初めて会ったときと容貌が変わったわけでもないのに、あのとき感じた冴えない空気を今はあまり感じない。眼鏡をしていないから、なんて理由じゃなさそうだが。
存在感には欠けている。
けれど――にもかかわらず目が離せない。
「なんかそう言われると恥ずかしくなってくるな。聞かなかったことにしてくれ」
「何、形としては間違いじゃないさ。これでもビデオゲームは嫌いじゃなかったしね」
「……そんな近代から来てたのか」
「どうかな。今さら時系列で考える意味はないし、少なくとも君よりは古い時代の男だよ」
「…………」
「日本は今どうだい? どんな国になった。実は住んでいたこともあるんだよ」
「さあな。俺に訊くなよ」
「――――」
「俺はもうこの世界の人間だ。呼び方も訂正してくれていいぜ」
「そうか。それは失礼した、――アスタ=プレイアス」
どちらでも同じことだ、と彼は言わなかった。
その理由を、俺も訊ねはしなかった。
「さて。初めましてか久し振りか、なんて挨拶すればいい? エドワード=クロスレガリス」
「……そう期待されると、なにぶん天邪鬼なタチでね。
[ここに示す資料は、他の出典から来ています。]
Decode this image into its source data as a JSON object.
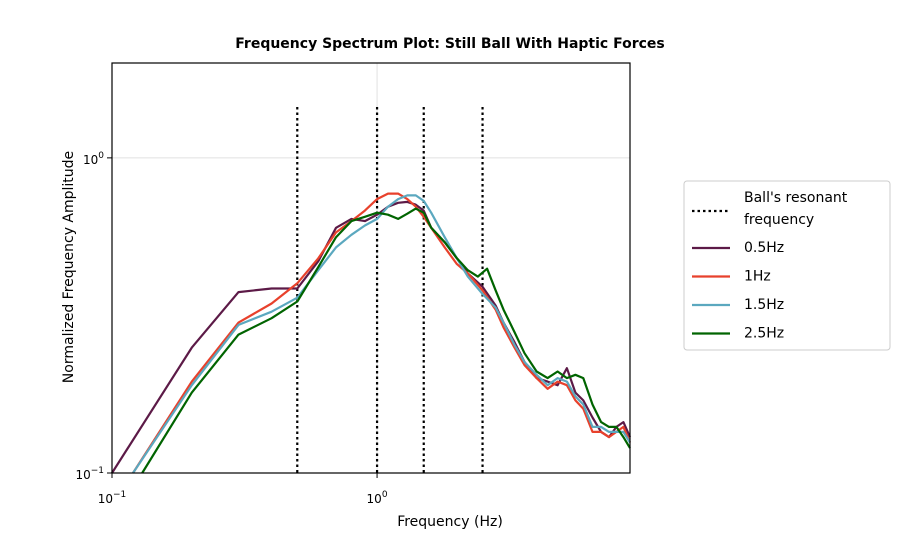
{
  "chart_data": {
    "type": "line",
    "title": "Frequency Spectrum Plot: Still Ball With Haptic Forces",
    "xlabel": "Frequency (Hz)",
    "ylabel": "Normalized Frequency Amplitude",
    "xscale": "log",
    "yscale": "log",
    "xlim": [
      0.1,
      9.0
    ],
    "ylim": [
      0.1,
      2.0
    ],
    "x_ticks": [
      {
        "value": 0.1,
        "base": "10",
        "exp": "−1"
      },
      {
        "value": 1.0,
        "base": "10",
        "exp": "0"
      }
    ],
    "y_ticks": [
      {
        "value": 0.1,
        "base": "10",
        "exp": "−1"
      },
      {
        "value": 1.0,
        "base": "10",
        "exp": "0"
      }
    ],
    "grid": true,
    "legend": {
      "placement": "outside-right",
      "entries": [
        {
          "label_lines": [
            "Ball's resonant",
            "frequency"
          ],
          "style": "dotted",
          "color": "#000000"
        },
        {
          "label_lines": [
            "0.5Hz"
          ],
          "style": "solid",
          "color": "#5c1a47"
        },
        {
          "label_lines": [
            "1Hz"
          ],
          "style": "solid",
          "color": "#e8412c"
        },
        {
          "label_lines": [
            "1.5Hz"
          ],
          "style": "solid",
          "color": "#5ba8bf"
        },
        {
          "label_lines": [
            "2.5Hz"
          ],
          "style": "solid",
          "color": "#006400"
        }
      ]
    },
    "resonant_frequencies": {
      "x": [
        0.5,
        1.0,
        1.5,
        2.5
      ],
      "y_range": [
        0.1,
        1.45
      ],
      "color": "#000000"
    },
    "series": [
      {
        "name": "0.5Hz",
        "color": "#5c1a47",
        "x": [
          0.1,
          0.2,
          0.3,
          0.4,
          0.5,
          0.6,
          0.7,
          0.8,
          0.9,
          1.0,
          1.1,
          1.2,
          1.3,
          1.4,
          1.5,
          1.6,
          1.8,
          2.0,
          2.2,
          2.5,
          2.8,
          3.0,
          3.3,
          3.6,
          4.0,
          4.4,
          4.8,
          5.2,
          5.6,
          6.0,
          6.5,
          7.0,
          7.5,
          8.0,
          8.5,
          9.0
        ],
        "y": [
          0.1,
          0.25,
          0.375,
          0.385,
          0.385,
          0.47,
          0.6,
          0.64,
          0.63,
          0.66,
          0.7,
          0.72,
          0.725,
          0.71,
          0.68,
          0.6,
          0.54,
          0.48,
          0.43,
          0.39,
          0.34,
          0.3,
          0.26,
          0.225,
          0.2,
          0.195,
          0.19,
          0.215,
          0.18,
          0.17,
          0.15,
          0.135,
          0.13,
          0.14,
          0.145,
          0.13
        ]
      },
      {
        "name": "1Hz",
        "color": "#e8412c",
        "x": [
          0.12,
          0.2,
          0.3,
          0.4,
          0.5,
          0.6,
          0.7,
          0.8,
          0.9,
          1.0,
          1.1,
          1.2,
          1.3,
          1.4,
          1.5,
          1.6,
          1.8,
          2.0,
          2.2,
          2.5,
          2.8,
          3.0,
          3.3,
          3.6,
          4.0,
          4.4,
          4.8,
          5.2,
          5.6,
          6.0,
          6.5,
          7.0,
          7.5,
          8.0,
          8.5,
          9.0
        ],
        "y": [
          0.1,
          0.195,
          0.3,
          0.345,
          0.4,
          0.48,
          0.58,
          0.63,
          0.68,
          0.74,
          0.77,
          0.77,
          0.74,
          0.7,
          0.65,
          0.6,
          0.52,
          0.46,
          0.43,
          0.38,
          0.33,
          0.29,
          0.25,
          0.22,
          0.2,
          0.185,
          0.195,
          0.19,
          0.17,
          0.16,
          0.135,
          0.135,
          0.13,
          0.135,
          0.14,
          0.125
        ]
      },
      {
        "name": "1.5Hz",
        "color": "#5ba8bf",
        "x": [
          0.12,
          0.2,
          0.3,
          0.4,
          0.5,
          0.6,
          0.7,
          0.8,
          0.9,
          1.0,
          1.1,
          1.2,
          1.3,
          1.4,
          1.5,
          1.6,
          1.8,
          2.0,
          2.2,
          2.5,
          2.8,
          3.0,
          3.3,
          3.6,
          4.0,
          4.4,
          4.8,
          5.2,
          5.6,
          6.0,
          6.5,
          7.0,
          7.5,
          8.0,
          8.5,
          9.0
        ],
        "y": [
          0.1,
          0.19,
          0.295,
          0.325,
          0.36,
          0.44,
          0.52,
          0.57,
          0.61,
          0.64,
          0.7,
          0.74,
          0.76,
          0.76,
          0.73,
          0.67,
          0.56,
          0.48,
          0.42,
          0.37,
          0.335,
          0.3,
          0.255,
          0.225,
          0.205,
          0.19,
          0.2,
          0.195,
          0.175,
          0.165,
          0.14,
          0.14,
          0.135,
          0.135,
          0.135,
          0.125
        ]
      },
      {
        "name": "2.5Hz",
        "color": "#006400",
        "x": [
          0.13,
          0.2,
          0.3,
          0.4,
          0.5,
          0.6,
          0.7,
          0.8,
          0.9,
          1.0,
          1.1,
          1.2,
          1.3,
          1.4,
          1.5,
          1.6,
          1.8,
          2.0,
          2.2,
          2.4,
          2.6,
          2.8,
          3.0,
          3.3,
          3.6,
          4.0,
          4.4,
          4.8,
          5.2,
          5.6,
          6.0,
          6.5,
          7.0,
          7.5,
          8.0,
          8.5,
          9.0
        ],
        "y": [
          0.1,
          0.18,
          0.275,
          0.31,
          0.35,
          0.45,
          0.56,
          0.63,
          0.65,
          0.67,
          0.66,
          0.64,
          0.665,
          0.69,
          0.67,
          0.6,
          0.54,
          0.48,
          0.44,
          0.42,
          0.445,
          0.38,
          0.33,
          0.28,
          0.24,
          0.21,
          0.2,
          0.21,
          0.2,
          0.205,
          0.2,
          0.165,
          0.145,
          0.14,
          0.14,
          0.13,
          0.12
        ]
      }
    ]
  }
}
応えたくなくなるな」
「じゃあ好きに呼ばせてもらうぜ。名前長いし、日輪でいいよな」
肩を竦めて訊ねると、彼はわずかに苦笑するように身を震わせた。
「挨拶の話で、呼び方の話ではなかったような気がするけれど……まあいいだろう。どちらにせよ、同じことだ」
「……そうか」
「ああ。こちらにも、特に君と交わすべき言葉はない」
日輪はまっすぐに立ち、俺を見据えていた。
その双眸から感情は読み取れない。何を考えているのかわかりづらい奴だ。
……厄介な。俺はせめて不敵に笑って、日輪の言葉を待った。
「君は世界に用意されたぼくの敵だ」
「――――」
「君にとっては厄介で勝手な運命かもしれないけれど。ぼくから見れば、君は――敵だ」
君にとってはどうなのか、と。
彼の視線が、訊いているような気がした。
だから、
「安心しろよ、日輪。俺にとってもお前は敵だ」
「――――」
「因縁ならある。お前は邪魔だ。ここで決着をつけてやる」
「……ああ……」
ふと呟くと、彼は静かに目を伏せた。
俺はその手に煙草を取り出す。
親父さんから貰った、残り少ない貴重な品だ。
それに、静かに火をつけた。
どちらにせよ同じだから――だからどうかは知らないが。
彼はそれを止めることもしなかった。
「……ふぅ」
喫んだ煙草の味を転がす。
実のところ、特に美味いと思って煙草を嗜んだことはないのだけれど。
それでも今日くらいは楽しんでおこうかと、なんとなく思った。
「一服は済んだかい?」
日輪は問う。俺は言った。
「見てわかんだろ。まだひと口しか吸ってねえよ」
「吸いきるつもりもないだろうに」
「そりゃそうだ。――ああ、問題ねえよ」
「そうか」
言って。そして日輪が顔を上げ、再びその眼に俺を移した。
その視界に敵を収める。
意味ならたとえ、言葉にされずとも理解できた。
その上で。
「――魔法使い、エドワード=クロスレガリス」
彼は、自らの名を口にした。
俺はそれにただ応じる。
「アスタ=プレイアス。――セブンスターズの印刻使いだ」
きっと、それは俺にとって最後になる名乗り。
たとえ勝とうと負けようと、二度と名乗ることはないかもしれない肩書き。
「じゃあ」
と、魔法使いが口にする。
それが、最後の戦いの始まりを告げる。
「やろうか」
手に持つ煙草の紫煙を操り。
俺は、魔術の発動によってそれに応じた。
「――《雹》――!!」
※
最終連戦第七関門。
最終決戦。
アスタ=プレイアスvsエドワード=クロスレガリス。